Testosterone levels:

May be appropriate when symptoms of loss of energy and sexual function.


  • Measure in the morning and after day seven of the cycle; include total sensitive testosterone, and Sex Horomone Binding Globulin (SHBG) and free testosterone to evaluate non – SHBG bound level. A “sensitive” testosterone level may reflect the androgen status more accurately.
Thyroid Stimulating Hormone :
  • Indicated where there are symptoms of thyroid dysfunction or palpable thyroid, which may manifest around the time of the menopause.

4. Lipid profile & fasting glucose

  • Especially if risk factors or family history

5. Coagulation studies

  • Where past history of thrombo-embolism, particularly if spontaneous and/or less than 40 years.
  • Where family history or known familial disorder.

6. Full blood examination, iron studies

  • Where abnormal bleeding, especially menorrhagia.

7. Vaginal ultrasound

  • To assess endometrial thickness where there is abnormal vaginal bleeding: >4-5mm thickness in the post menopausal woman requires endometrial sampling either by endometrial biopsy or hysteroscopy and curettage.
  • To exclude endometrial pathology such as polyps or submucous fibroids.
  • To exclude pelvic pathology such as ovarian cysts or fibroids.

Referral to a gynaecologist is appropriate for further investigations such as hysteroscopy and endometrial biopsy, where the ultrasound shows an increased endometrial thickening greater than 5mm in the post menopause, pelvic pathology or with any postmenopausal bleeding.

8. Bone Assessment

Bone Density:

There are different techniques for establishing bone density.

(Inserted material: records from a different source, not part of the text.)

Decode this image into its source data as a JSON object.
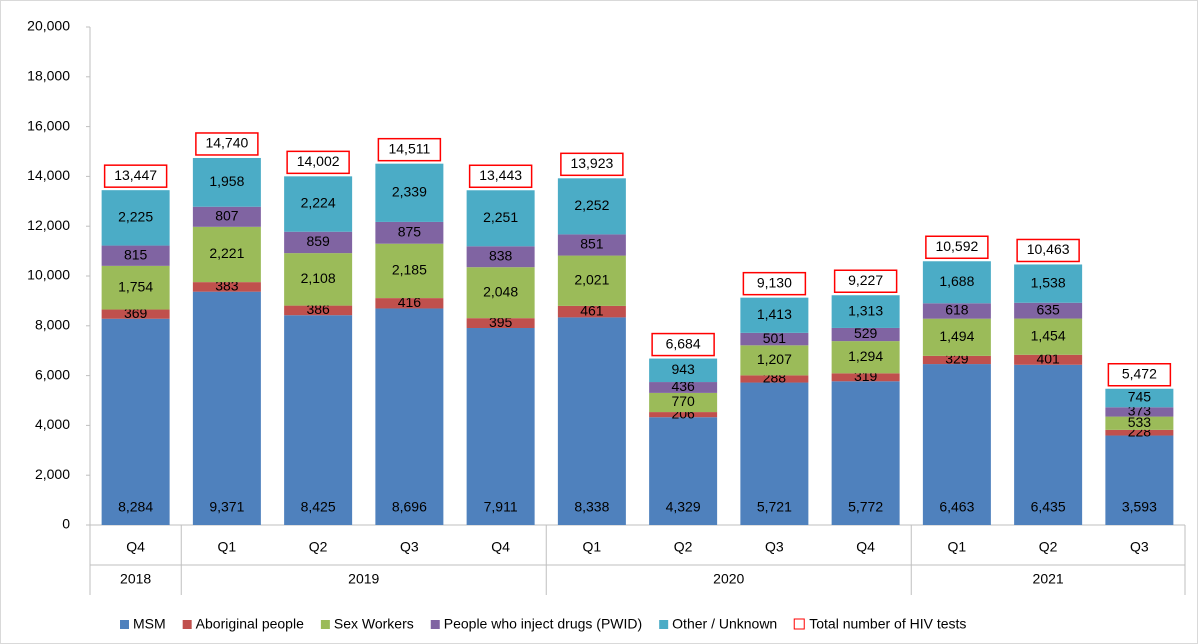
{
  "chart_data": {
    "type": "stacked_bar",
    "categories": [
      "Q4",
      "Q1",
      "Q2",
      "Q3",
      "Q4",
      "Q1",
      "Q2",
      "Q3",
      "Q4",
      "Q1",
      "Q2",
      "Q3"
    ],
    "category_groups": [
      "2018",
      "2019",
      "2019",
      "2019",
      "2019",
      "2020",
      "2020",
      "2020",
      "2020",
      "2021",
      "2021",
      "2021"
    ],
    "series": [
      {
        "name": "MSM",
        "color": "#4f81bd",
        "values": [
          8284,
          9371,
          8425,
          8696,
          7911,
          8338,
          4329,
          5721,
          5772,
          6463,
          6435,
          3593
        ],
        "value_labels": [
          "8,284",
          "9,371",
          "8,425",
          "8,696",
          "7,911",
          "8,338",
          "4,329",
          "5,721",
          "5,772",
          "6,463",
          "6,435",
          "3,593"
        ]
      },
      {
        "name": "Aboriginal people",
        "color": "#c0504d",
        "values": [
          369,
          383,
          386,
          416,
          395,
          461,
          206,
          288,
          319,
          329,
          401,
          228
        ]
      },
      {
        "name": "Sex Workers",
        "color": "#9bbb59",
        "values": [
          1754,
          2221,
          2108,
          2185,
          2048,
          2021,
          770,
          1207,
          1294,
          1494,
          1454,
          533
        ],
        "value_labels": [
          "1,754",
          "2,221",
          "2,108",
          "2,185",
          "2,048",
          "2,021",
          "770",
          "1,207",
          "1,294",
          "1,494",
          "1,454",
          "533"
        ]
      },
      {
        "name": "People who inject drugs (PWID)",
        "color": "#8064a2",
        "values": [
          815,
          807,
          859,
          875,
          838,
          851,
          436,
          501,
          529,
          618,
          635,
          373
        ]
      },
      {
        "name": "Other / Unknown",
        "color": "#4bacc6",
        "values": [
          2225,
          1958,
          2224,
          2339,
          2251,
          2252,
          943,
          1413,
          1313,
          1688,
          1538,
          745
        ],
        "value_labels": [
          "2,225",
          "1,958",
          "2,224",
          "2,339",
          "2,251",
          "2,252",
          "943",
          "1,413",
          "1,313",
          "1,688",
          "1,538",
          "745"
        ]
      }
    ],
    "totals": {
      "name": "Total number of HIV tests",
      "color": "#ff0000",
      "values": [
        13447,
        14740,
        14002,
        14511,
        13443,
        13923,
        6684,
        9130,
        9227,
        10592,
        10463,
        5472
      ],
      "value_labels": [
        "13,447",
        "14,740",
        "14,002",
        "14,511",
        "13,443",
        "13,923",
        "6,684",
        "9,130",
        "9,227",
        "10,592",
        "10,463",
        "5,472"
      ]
    },
    "ylim": [
      0,
      20000
    ],
    "yticks": [
      0,
      {
        "value": 2000,
        "label": "2,000"
      },
      {
        "value": 4000,
        "label": "4,000"
      },
      {
        "value": 6000,
        "label": "6,000"
      },
      {
        "value": 8000,
        "label": "8,000"
      },
      {
        "value": 10000,
        "label": "10,000"
      },
      {
        "value": 12000,
        "label": "12,000"
      },
      {
        "value": 14000,
        "label": "14,000"
      },
      {
        "value": 16000,
        "label": "16,000"
      },
      {
        "value": 18000,
        "label": "18,000"
      },
      {
        "value": 20000,
        "label": "20,000"
      }
    ],
    "grid": false
  }
}
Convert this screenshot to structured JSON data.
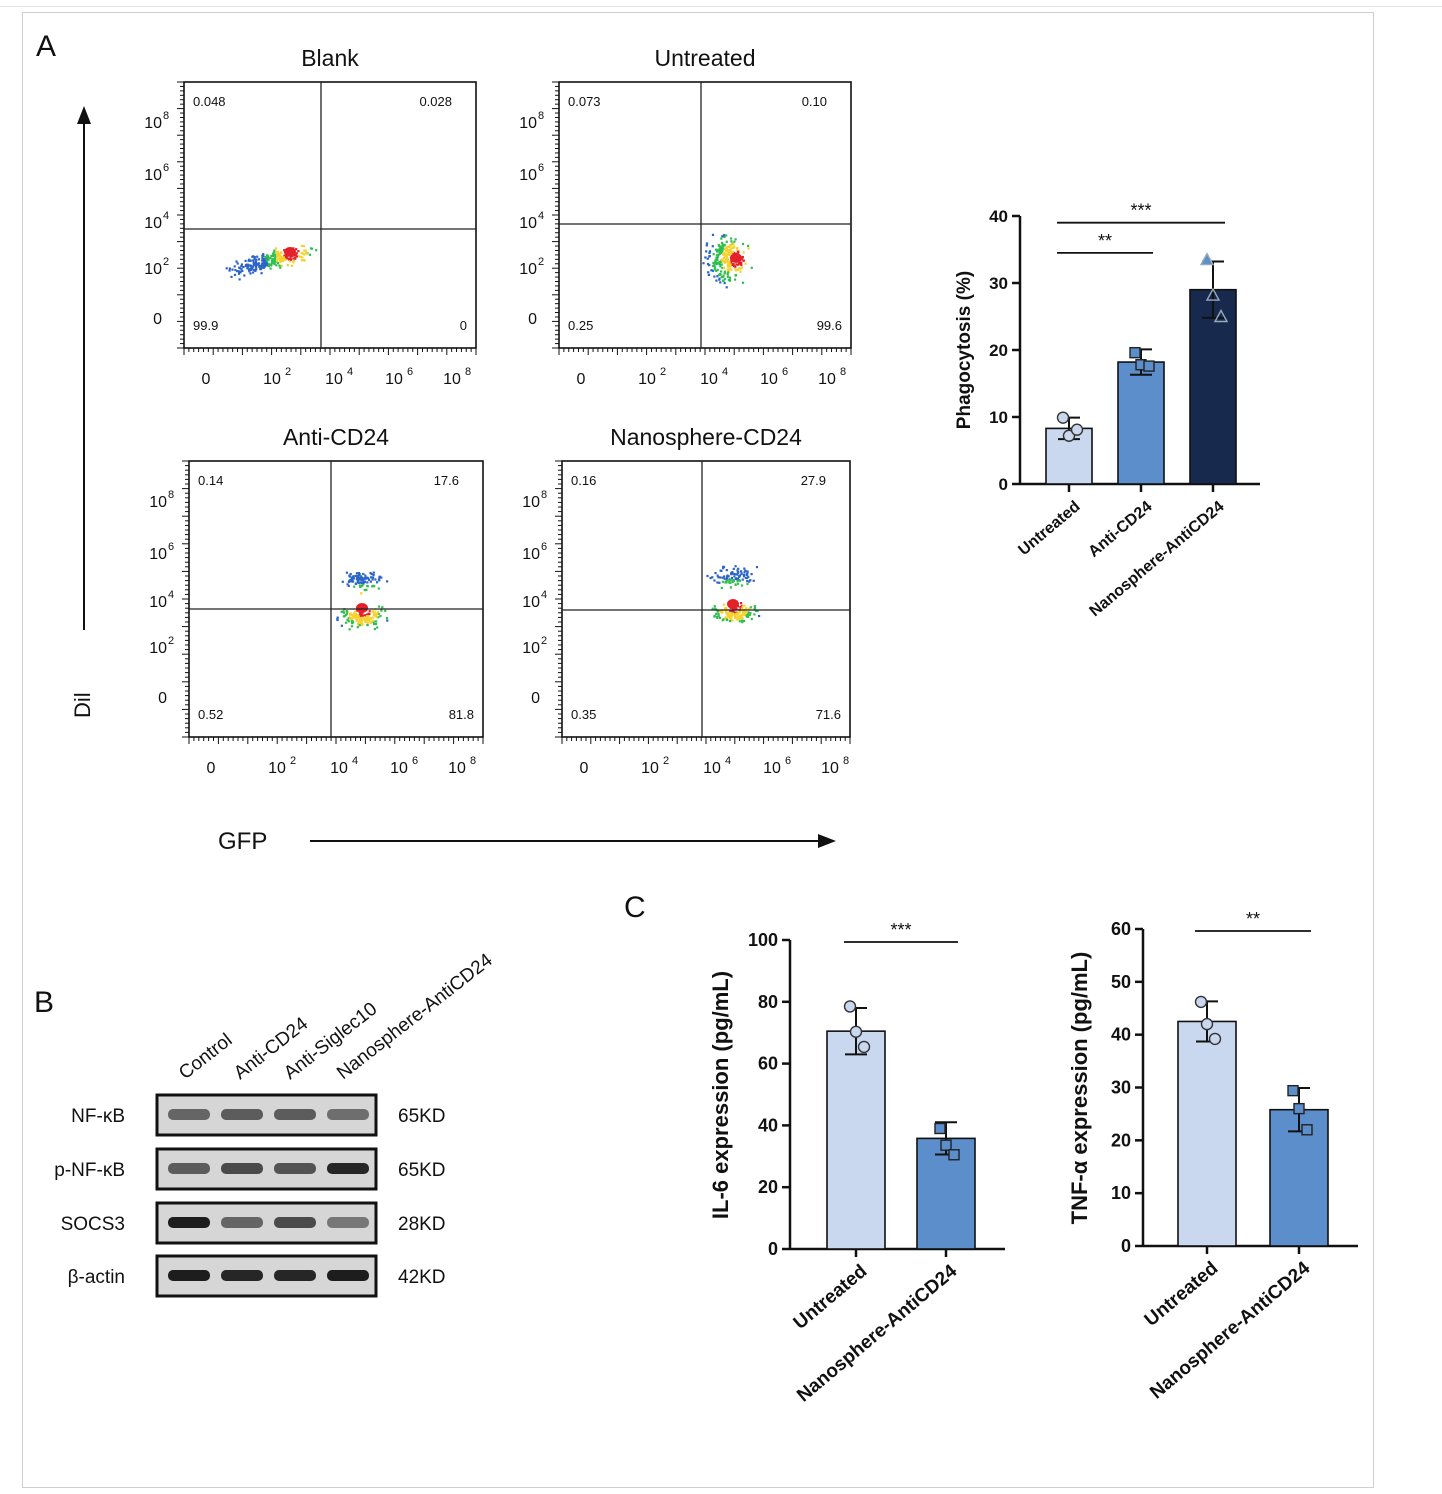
{
  "panel_labels": {
    "a": "A",
    "b": "B",
    "c": "C"
  },
  "flow": {
    "y_axis_label": "Dil",
    "x_axis_label": "GFP",
    "tick_labels": [
      "0",
      "10",
      "10",
      "10",
      "10"
    ],
    "tick_exponents": [
      "",
      "2",
      "4",
      "6",
      "8"
    ],
    "plots": [
      {
        "title": "Blank",
        "q_ul": "0.048",
        "q_ur": "0.028",
        "q_ll": "99.9",
        "q_lr": "0"
      },
      {
        "title": "Untreated",
        "q_ul": "0.073",
        "q_ur": "0.10",
        "q_ll": "0.25",
        "q_lr": "99.6"
      },
      {
        "title": "Anti-CD24",
        "q_ul": "0.14",
        "q_ur": "17.6",
        "q_ll": "0.52",
        "q_lr": "81.8"
      },
      {
        "title": "Nanosphere-CD24",
        "q_ul": "0.16",
        "q_ur": "27.9",
        "q_ll": "0.35",
        "q_lr": "71.6"
      }
    ]
  },
  "western": {
    "lanes": [
      "Control",
      "Anti-CD24",
      "Anti-Siglec10",
      "Nanosphere-AntiCD24"
    ],
    "rows": [
      {
        "label": "NF-κB",
        "size": "65KD",
        "intensity": [
          0.55,
          0.6,
          0.6,
          0.5
        ]
      },
      {
        "label": "p-NF-κB",
        "size": "65KD",
        "intensity": [
          0.6,
          0.7,
          0.65,
          0.9
        ]
      },
      {
        "label": "SOCS3",
        "size": "28KD",
        "intensity": [
          0.95,
          0.55,
          0.7,
          0.45
        ]
      },
      {
        "label": "β-actin",
        "size": "42KD",
        "intensity": [
          0.95,
          0.9,
          0.9,
          0.95
        ]
      }
    ]
  },
  "chart_data": [
    {
      "type": "bar",
      "title": "",
      "ylabel": "Phagocytosis (%)",
      "xlabel": "",
      "categories": [
        "Untreated",
        "Anti-CD24",
        "Nanosphere-AntiCD24"
      ],
      "values": [
        8.3,
        18.2,
        29.0
      ],
      "errors": [
        1.6,
        1.9,
        4.2
      ],
      "points": [
        [
          9.9,
          7.2,
          8.1
        ],
        [
          19.6,
          17.8,
          17.6
        ],
        [
          33.5,
          28.2,
          25.0
        ]
      ],
      "marker": [
        "circle",
        "square",
        "triangle"
      ],
      "colors": [
        "#c9d8ef",
        "#5b8ecb",
        "#172a4d"
      ],
      "ylim": [
        0,
        40
      ],
      "yticks": [
        "0",
        "10",
        "20",
        "30",
        "40"
      ],
      "significance": [
        {
          "from": 0,
          "to": 1,
          "label": "**"
        },
        {
          "from": 0,
          "to": 2,
          "label": "***"
        }
      ]
    },
    {
      "type": "bar",
      "title": "",
      "ylabel": "IL-6 expression (pg/mL)",
      "xlabel": "",
      "categories": [
        "Untreated",
        "Nanosphere-AntiCD24"
      ],
      "values": [
        70.5,
        35.8
      ],
      "errors": [
        7.5,
        5.2
      ],
      "points": [
        [
          78.5,
          70.3,
          65.4
        ],
        [
          39.0,
          33.6,
          30.5
        ]
      ],
      "marker": [
        "circle",
        "square"
      ],
      "colors": [
        "#c9d8ef",
        "#5b8ecb"
      ],
      "ylim": [
        0,
        100
      ],
      "yticks": [
        "0",
        "20",
        "40",
        "60",
        "80",
        "100"
      ],
      "significance": [
        {
          "from": 0,
          "to": 1,
          "label": "***"
        }
      ]
    },
    {
      "type": "bar",
      "title": "",
      "ylabel": "TNF-α expression (pg/mL)",
      "xlabel": "",
      "categories": [
        "Untreated",
        "Nanosphere-AntiCD24"
      ],
      "values": [
        42.5,
        25.8
      ],
      "errors": [
        3.8,
        4.1
      ],
      "points": [
        [
          46.2,
          42.0,
          39.2
        ],
        [
          29.4,
          26.0,
          22.0
        ]
      ],
      "marker": [
        "circle",
        "square"
      ],
      "colors": [
        "#c9d8ef",
        "#5b8ecb"
      ],
      "ylim": [
        0,
        60
      ],
      "yticks": [
        "0",
        "10",
        "20",
        "30",
        "40",
        "50",
        "60"
      ],
      "significance": [
        {
          "from": 0,
          "to": 1,
          "label": "**"
        }
      ]
    }
  ]
}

The most reproducible form is the DEXA (dual energy X-ray absorptiometry), which scans both the lumbar spine and the femoral neck. The test is indicated:

Where there are major risk factors for osteoporosis:

  • eg strong family history, previous fracture, history of oral corticosteroid or thyroxine for the treatment of other illnesses.
  • Further biochemistry including calcium and 25 hydroxy vitamin D when osteopenia or osteoporosis is detected on bone density.
  • Urinary or serum bone turnover markers are still controversial, mainly used for experimental trials and are not recommended routinely.

9. Urodynamic Assessment

Where there is a history of stress and or urge incontinence, to determine the severity of the incontinence. The result will aid in planning and managing the symptom.